In a response to questions about Brown’s potential retirement plans, Queens district attorney spokeswoman Meris Campbell sent HuffPost a link to a fawning interview published this week by independent New York police columnist Leonard Levitt. In the interview, Brown said “nobody’s pressing me” to retire. Levitt said that Brown planned to serve out the final two years of his term and “even mentioned running yet again in 2020, unlikely as that seems.”

Katz did not respond to HuffPost’s request for comment Thursday.

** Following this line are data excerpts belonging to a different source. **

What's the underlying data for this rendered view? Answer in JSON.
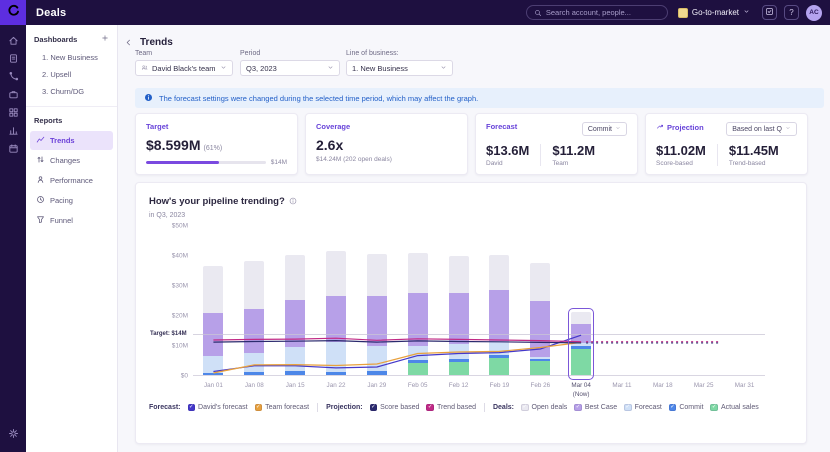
{
  "topbar": {
    "app_title": "Deals",
    "search_placeholder": "Search account, people...",
    "go_to_market": "Go-to-market",
    "help_label": "?",
    "avatar": "AC"
  },
  "rail": {
    "icons": [
      "home-icon",
      "tasks-icon",
      "calls-icon",
      "deals-icon",
      "apps-icon",
      "analytics-icon",
      "calendar-icon"
    ],
    "bottom_icon": "settings-icon"
  },
  "sidebar": {
    "dashboards_label": "Dashboards",
    "dashboards": [
      {
        "label": "1. New Business"
      },
      {
        "label": "2. Upsell"
      },
      {
        "label": "3. Churn/DG"
      }
    ],
    "reports_label": "Reports",
    "reports": [
      {
        "label": "Trends",
        "icon": "trends-icon",
        "selected": true
      },
      {
        "label": "Changes",
        "icon": "changes-icon",
        "selected": false
      },
      {
        "label": "Performance",
        "icon": "performance-icon",
        "selected": false
      },
      {
        "label": "Pacing",
        "icon": "pacing-icon",
        "selected": false
      },
      {
        "label": "Funnel",
        "icon": "funnel-icon",
        "selected": false
      }
    ]
  },
  "header": {
    "title": "Trends"
  },
  "filters": [
    {
      "label": "Team",
      "value": "David Black's team",
      "icon": "people-icon"
    },
    {
      "label": "Period",
      "value": "Q3, 2023",
      "icon": ""
    },
    {
      "label": "Line of business:",
      "value": "1. New Business",
      "icon": ""
    }
  ],
  "banner": {
    "text": "The forecast settings were changed during the selected time period, which may affect the graph."
  },
  "cards": {
    "target": {
      "label": "Target",
      "value": "$8.599M",
      "pct": "(61%)",
      "progress_pct": 61,
      "max": "$14M"
    },
    "coverage": {
      "label": "Coverage",
      "value": "2.6x",
      "sub": "$14.24M (202 open deals)"
    },
    "forecast": {
      "label": "Forecast",
      "dropdown": "Commit",
      "stats": [
        {
          "value": "$13.6M",
          "sub": "David"
        },
        {
          "value": "$11.2M",
          "sub": "Team"
        }
      ]
    },
    "projection": {
      "label": "Projection",
      "dropdown": "Based on last Q",
      "stats": [
        {
          "value": "$11.02M",
          "sub": "Score-based"
        },
        {
          "value": "$11.45M",
          "sub": "Trend-based"
        }
      ]
    }
  },
  "chart": {
    "title": "How's your pipeline trending?",
    "subtitle": "in Q3, 2023"
  },
  "chart_data": {
    "type": "bar",
    "note": "stacked weekly pipeline bars (units $M) with forecast and projection line overlays; dashed projection lines extend past the current week",
    "x": [
      "Jan 01",
      "Jan 08",
      "Jan 15",
      "Jan 22",
      "Jan 29",
      "Feb 05",
      "Feb 12",
      "Feb 19",
      "Feb 26",
      "Mar 04",
      "Mar 11",
      "Mar 18",
      "Mar 25",
      "Mar 31"
    ],
    "now_index": 9,
    "now_label": "(Now)",
    "ylim": [
      0,
      50
    ],
    "y_ticks": [
      {
        "label": "$0",
        "value": 0
      },
      {
        "label": "$10M",
        "value": 10
      },
      {
        "label": "$20M",
        "value": 20
      },
      {
        "label": "$30M",
        "value": 30
      },
      {
        "label": "$40M",
        "value": 40
      },
      {
        "label": "$50M",
        "value": 50
      }
    ],
    "target": {
      "label": "Target: $14M",
      "value": 14
    },
    "bar_series": [
      {
        "name": "Actual sales",
        "color": "#7ed9a4",
        "values": [
          0,
          0,
          0,
          0,
          0,
          4,
          4.5,
          5.5,
          4.5,
          8.6
        ]
      },
      {
        "name": "Commit",
        "color": "#4d87e8",
        "values": [
          0.5,
          1,
          1.5,
          1,
          1.2,
          1,
          1,
          1,
          0.8,
          1
        ]
      },
      {
        "name": "Forecast",
        "color": "#cfe0f7",
        "values": [
          5.8,
          6.5,
          7.7,
          9.9,
          8.3,
          4.6,
          4.7,
          4.7,
          0.8,
          1.2
        ]
      },
      {
        "name": "Best Case",
        "color": "#b7a0e8",
        "values": [
          14.4,
          14.6,
          15.7,
          15.3,
          16.7,
          17.6,
          17,
          17,
          18.5,
          6.2
        ]
      },
      {
        "name": "Open deals",
        "color": "#eae9f1",
        "values": [
          15.8,
          16,
          15,
          15,
          14.3,
          13.4,
          12.5,
          11.8,
          12.8,
          4
        ]
      }
    ],
    "line_series": [
      {
        "name": "David's forecast",
        "color": "#4438c9",
        "values": [
          1.5,
          3.4,
          3.4,
          2.7,
          3,
          6.8,
          7.5,
          7.8,
          9,
          13.6
        ]
      },
      {
        "name": "Team forecast",
        "color": "#e8a13d",
        "values": [
          1,
          3.7,
          3.8,
          3.5,
          4,
          7.5,
          8,
          8.2,
          9.5,
          11.2
        ]
      },
      {
        "name": "Score based",
        "color": "#2b2a6e",
        "values": [
          11.3,
          11.5,
          11.6,
          11.8,
          11.3,
          11.7,
          11.5,
          11.4,
          11.2,
          11.02
        ]
      },
      {
        "name": "Trend based",
        "color": "#c12a86",
        "values": [
          12,
          12.2,
          12.3,
          12.6,
          11.9,
          12.4,
          12.2,
          12,
          11.8,
          11.45
        ]
      }
    ],
    "projections": [
      {
        "name": "Score based projection",
        "color": "#2b2a6e",
        "value": 11.02
      },
      {
        "name": "Trend based projection",
        "color": "#c12a86",
        "value": 11.45
      }
    ]
  },
  "legend": {
    "groups": [
      {
        "label": "Forecast:",
        "items": [
          {
            "label": "David's forecast",
            "color": "#4438c9"
          },
          {
            "label": "Team forecast",
            "color": "#e8a13d"
          }
        ]
      },
      {
        "label": "Projection:",
        "items": [
          {
            "label": "Score based",
            "color": "#2b2a6e"
          },
          {
            "label": "Trend based",
            "color": "#c12a86"
          }
        ]
      },
      {
        "label": "Deals:",
        "items": [
          {
            "label": "Open deals",
            "color": "#eae9f1"
          },
          {
            "label": "Best Case",
            "color": "#b7a0e8"
          },
          {
            "label": "Forecast",
            "color": "#cfe0f7"
          },
          {
            "label": "Commit",
            "color": "#4d87e8"
          },
          {
            "label": "Actual sales",
            "color": "#7ed9a4"
          }
        ]
      }
    ]
  },
  "colors": {
    "topbar_bg": "#1e1040",
    "logo_bg": "#5d2ee0",
    "accent_purple": "#6743d9",
    "selected_nav_bg": "#ebe3fb",
    "banner_bg": "#e7f0fc",
    "banner_text": "#2360c8",
    "progress_fill": "#7a49e0",
    "now_box_border": "#7b57d8"
  }
}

Ocasio-Cortez spent the weeks since her surprise victory last month campaigning for progressive primary candidates in congressional and gubernatorial races, and endorsing existing left-wing challengers in races across New York, including Zephyr Teachout for state attorney general and Brooklyn-based state Senate hopeful Julia Salazar. But she has remained quiet on the district attorney who presides over much of her home district.

The Ocasio-Cortez campaign sees Brown’s 27-year tenure as emblematic of an undemocratic political machine greased with corporate money, Trent said. But he said Ocasio-Cortez is focused on “the handful of people she’s endorsed.”

“Like everything else, she’ll have to see who’s running to see who the options are,” Trent said of the district attorney race. “She’s not promoting anyone.”

Flores said he’s frustrated that Ocasio-Cortez hasn’t helped recruit a candidate to challenge Brown.

“Ocasio ran on the presumption that there was urgency around criminal justice reform, particularly from immigrants,” Flores said.

“For her to say we’re going to wait for someone to show up and then make an endorsement, that puts us in jeopardy because she has the base and the media attention to get this out there for people to look at,” he added. “She’s pulling back.”